Signs of Respiratory Problems
Much information can be gained about the respiratory system by simply listening and watching. Unless you are an excellent observer and a keen listener, you probably have never heard a bird sneeze,
Sneezing is thought of in terms of our own experience. A person who is about to sneeze "winds up" with a deep inspiration, and then follows with a forceful noisy explosion of air out of the nose and mouth. Head movements and blinking of the eyes accompany this reflex.
Almost the opposite takes place with a sneezing bird. The sound produced would not attract any unusual attention. It could easily be overlooked as a normal sound, as it is soft and fast. In a room with moderate noise, it would never be heard. The bird's sneeze generates a sound somewhat similar to that of a noise made when a person snaps his moistened lips be gently blowing through them. Head movements and respiratory discharge are hardly detectable.
Sneezing occurs when there is an irritation deep in the nasal passage. It functions as a defense reflex mechanism to eliminate foreign material from the nose. The force of the sneeze aids in cleaning the nose.
Sneezing can always be considered a sign of a problem, and steps should be taken to remove the irritant, be it airborne or disease. Even though the sneeze of a bird is hardly noticeable, don't overlook this dependable sign.
A discharge collecting in the nares, on the feathers above the nares, or on the beak is prime evidence of a respiratory infection.

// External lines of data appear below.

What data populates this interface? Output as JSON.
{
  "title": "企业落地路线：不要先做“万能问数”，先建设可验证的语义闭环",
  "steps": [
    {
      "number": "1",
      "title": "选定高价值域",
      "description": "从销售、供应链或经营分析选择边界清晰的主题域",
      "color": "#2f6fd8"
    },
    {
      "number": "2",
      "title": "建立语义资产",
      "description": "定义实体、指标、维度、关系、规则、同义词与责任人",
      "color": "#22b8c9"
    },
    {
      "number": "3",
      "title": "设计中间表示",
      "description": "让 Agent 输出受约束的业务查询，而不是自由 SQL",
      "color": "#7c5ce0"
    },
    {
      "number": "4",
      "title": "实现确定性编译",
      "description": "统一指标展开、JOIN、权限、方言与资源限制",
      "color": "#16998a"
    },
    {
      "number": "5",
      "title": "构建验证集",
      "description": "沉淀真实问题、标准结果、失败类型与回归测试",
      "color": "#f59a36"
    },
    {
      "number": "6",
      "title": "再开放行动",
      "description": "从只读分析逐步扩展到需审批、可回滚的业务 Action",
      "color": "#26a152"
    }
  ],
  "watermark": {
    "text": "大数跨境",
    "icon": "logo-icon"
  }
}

Coughs in birds sound like "clicks," "chirping" and "clucks." It would be much better for the bird if the cough was loud and raucous. Attention would then be directed to the problem especially if the bird kept his owner awake all night due to the coughing. Just as with sneezes, it takes a trained ear to hear its occurrence, Always consider it serious.
Loss or Change of Voice
A canary that sings hoarse or off-key is just as abnormal as an out-of tune piano. Generally, it isn't that the bird needs singing lessons or needs to be taught new lyrics. The problem is inflammation or infection.
Respiratory sounds associated with increased or labored respiration probably reflect a critical condition.
A description of other types of respiratory diseases and their complications would serve no purpose. The main thing to know is that they can happen, and if they do, consult a veterinarian immediately.